The Data Detention Directive of the EU in 2006 states that all telecom and internet service organisations need to store any data of their customers for a minimum of six months to a maximum of two years. Who calls whom, who sends whom a text message, who sends whom an email, which websites are visited or which apps are used and where you are. They know where you sleep. They know everything about you.
In a TED talk at TED Global in 2012, Malte Spitz describes that if the Stasi would have known what our governments know today, the Berlin Wall might never have come down. With the information collected, governments can find the mavens and leaders within society and with this information you can control a society.
So, will Big Data mean the end of privacy? In an interview in 2009, ex Google CEO Eric Schmidt already said: “If you have something that you don’t want anyone to know, maybe you shouldn’t be doing it in the first place.” Meaning that in the future, privacy as we know it might cease to exist. Already, Big Data causes some serious privacy issues that are important to address and to be aware of. Organisations should understand these when moving forward with their Big Data and be transparent about them and customers should be aware of it:
Re-identification of anonymous people
As written in a previous post, re-identification of anonymous people becomes possible when there is enough information available and datasets are combined with each other. As we leave more data traces online, it will become easier to re-identify individuals if measurements are not taken accordingly and data is not properly anonymized. Re-identification of individuals can have some serious consequences when, for example, private health information is recovered that could lead to discrimination, embarrassment or even identity-theft.
CCTV cameras flooding the country
If that is not enough, we are also filmed and recorded constantly. It is estimated that more than 300 different cameras might record an individual throughout the course of a single day. Especially the UK is a big fan of security cameras; with over 4.2 million CCTV cameras in place it has more cameras than China has.
The percentage of HD CCTV cameras is still small, but expected is that in 2016 the amount of High Definition CCTV cameras will reach 3.7 million in the UK alone. These cameras are not ordinary cameras, but these cameras can hear, detect dangerous situations, detect and follow movements and know who is recorded in a split second. In The Netherlands such cameras are protecting the border already. These cameras register each and every vehicle that crosses the border and checks it in a database if it is wanted. Within a split second a signal is given whether or not to stop the car. What does this mean for your privacy and the free movement policy within Europe?

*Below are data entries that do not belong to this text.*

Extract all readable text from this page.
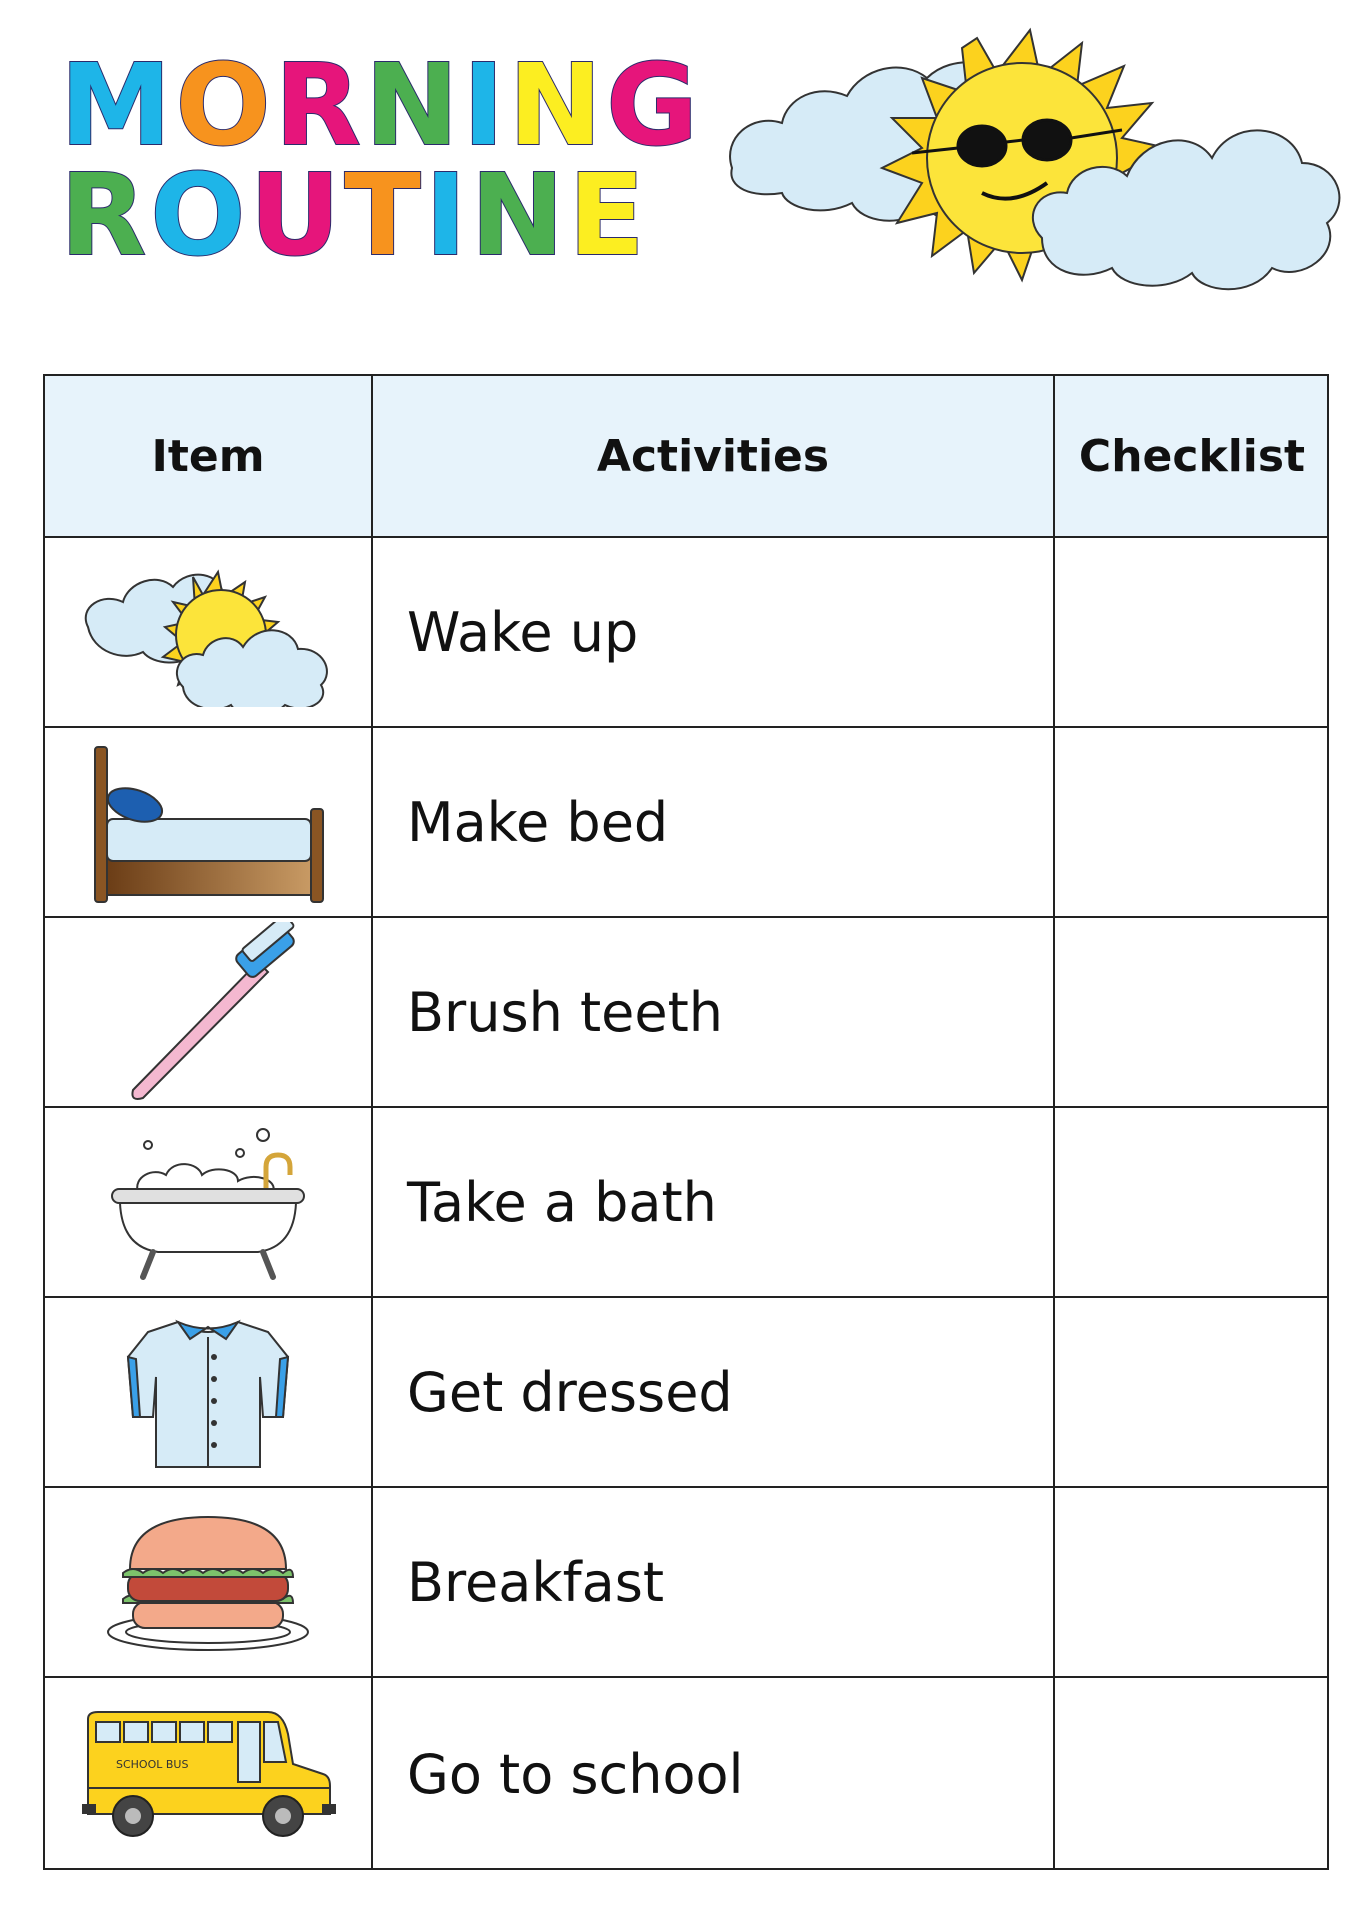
MORNING
ROUTINE
Item	Activities	Checklist
Wake up
Make bed
Brush teeth
Take a bath
Get dressed
Breakfast
SCHOOL BUS	Go to school
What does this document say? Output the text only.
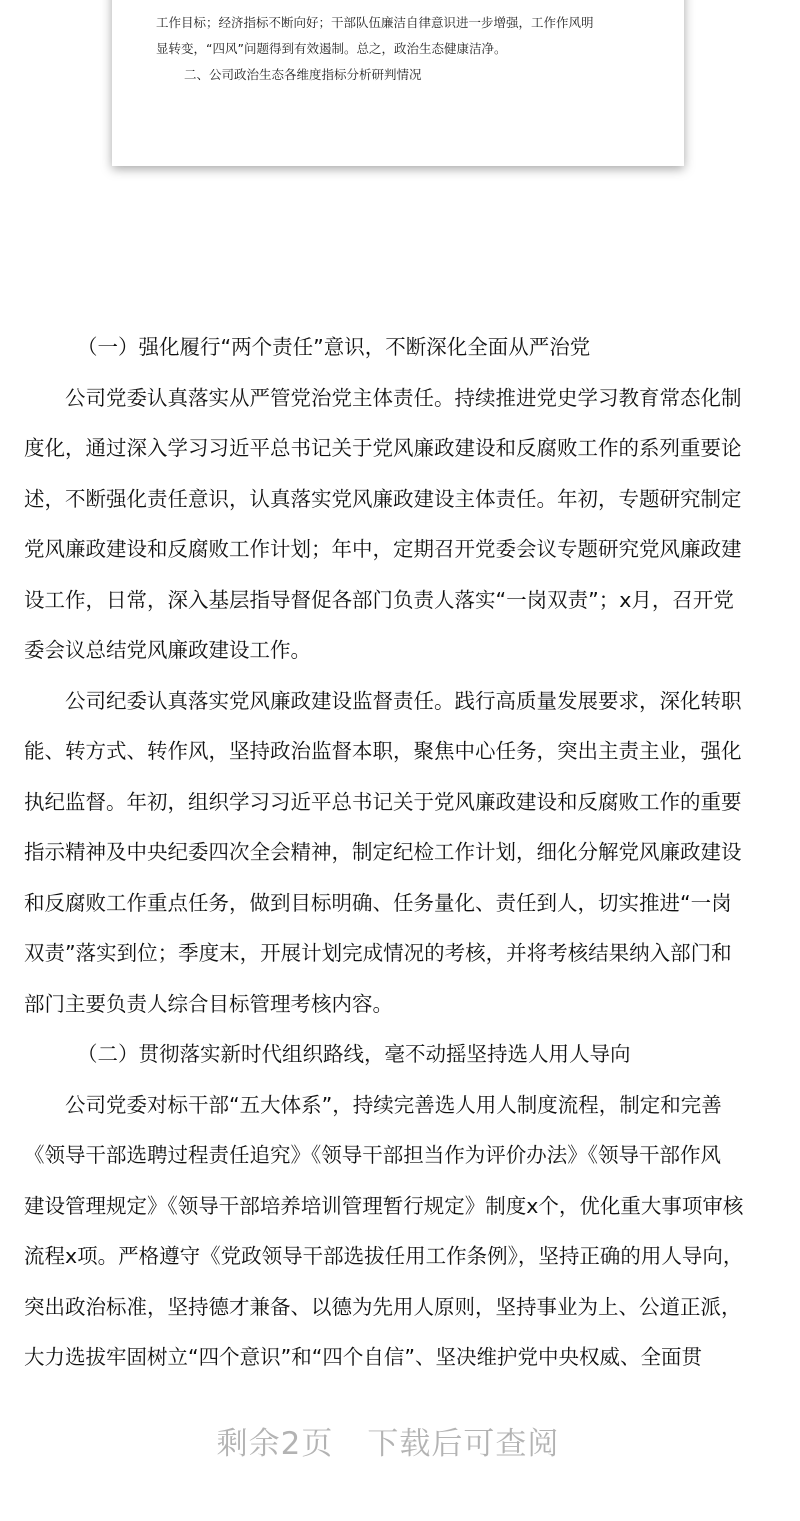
工作目标；经济指标不断向好；干部队伍廉洁自律意识进一步增强，工作作风明
显转变，“四风”问题得到有效遏制。总之，政治生态健康洁净。
二、公司政治生态各维度指标分析研判情况
（一）强化履行“两个责任”意识，不断深化全面从严治党
公司党委认真落实从严管党治党主体责任。持续推进党史学习教育常态化制
度化，通过深入学习习近平总书记关于党风廉政建设和反腐败工作的系列重要论
述，不断强化责任意识，认真落实党风廉政建设主体责任。年初，专题研究制定
党风廉政建设和反腐败工作计划；年中，定期召开党委会议专题研究党风廉政建
设工作，日常，深入基层指导督促各部门负责人落实“一岗双责”；x月，召开党
委会议总结党风廉政建设工作。
公司纪委认真落实党风廉政建设监督责任。践行高质量发展要求，深化转职
能、转方式、转作风，坚持政治监督本职，聚焦中心任务，突出主责主业，强化
执纪监督。年初，组织学习习近平总书记关于党风廉政建设和反腐败工作的重要
指示精神及中央纪委四次全会精神，制定纪检工作计划，细化分解党风廉政建设
和反腐败工作重点任务，做到目标明确、任务量化、责任到人，切实推进“一岗
双责”落实到位；季度末，开展计划完成情况的考核，并将考核结果纳入部门和
部门主要负责人综合目标管理考核内容。
（二）贯彻落实新时代组织路线，毫不动摇坚持选人用人导向
公司党委对标干部“五大体系”，持续完善选人用人制度流程，制定和完善
《领导干部选聘过程责任追究》《领导干部担当作为评价办法》《领导干部作风
建设管理规定》《领导干部培养培训管理暂行规定》制度x个，优化重大事项审核
流程x项。严格遵守《党政领导干部选拔任用工作条例》，坚持正确的用人导向，
突出政治标准，坚持德才兼备、以德为先用人原则，坚持事业为上、公道正派，
大力选拔牢固树立“四个意识”和“四个自信”、坚决维护党中央权威、全面贯
剩余2页 下载后可查阅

Data knows what you will do tomorrow
But there is even more, as without knowing, we carry with us many chips that monitor our every movement. We carry our phone, our tablet and laptop that monitor everything. We drive in our car with sensors and our TomTom registers and shares our location and how fast we drive. We run with Nike+ tracing equipment and share it online instantly and our scales share our weight and whether or not we have reached or weight-losing goals. All this data is placed online and once recorded and online it becomes impossible to remove it again. Smart algorithms can use all these information to predict what you will do, before you have decided yourself. It knows what you did last night and what you will do tomorrow or next week.
Is the data collected correct?
Another important issue is that it is almost impossible to make sure that all the data that is collected, is actually correct. First of all, because most of the time we do not know what information is collected, but more importantly because we do not have access to our own data. This principle is incorporated into the Fair Credit Reporting Act (FCRA), which requires credit-reporting agencies to provide consumers with access to their credit reports so they can have inaccuracies corrected. But this is only for credit-reporting agencies and the law was originally passed in 1970, way before all other industries started collecting massive amounts of data. So, nowadays, the general public has no clue what entities are collecting what information and what they are or will be doing with it.
The free will
I would like to go one step further. All data that is collected is used to recommend products or services while we surf the internet. It is used to determine the results of the search engine we see and it is used to show us tailor made homepages of websites. Does Big Data in that sense prevents us from having a free will? Due to Big Data we might miss out on products that otherwise we would have liked to buy. Or we miss a search result that would change the course of our lives, just because Google thought it would not interest us. We will become what Google wants us to become…
There are many advantages to Big Data, which are described at our blog section, and Big Data will definitely change the way we organise ourselves and the way companies operate. We will for sure make a lot of money with Big Data, become more efficient, discover new trends and markets and give our local economies a push for growth. But it is also important to know and understand the downside of Big Data.
So, how do we prevent that our privacy will become the first victim of Big Data? Governments will have to step in and develop appropriate laws that stimulate the usage of Big Data but also protects the digital immigrants as well as the digital natives. Organisations should stop being creepy and become transparent in what they collect and how they use it. Transparency is after all, half the cure. So, lets enjoy the advantages of Big Data while reminding ourselves that only because organisations have the possibility to store data, they do not always have to do it. Privacy is fundamental right and we have to fight for self-determination in the digital age in order to keep our privacy.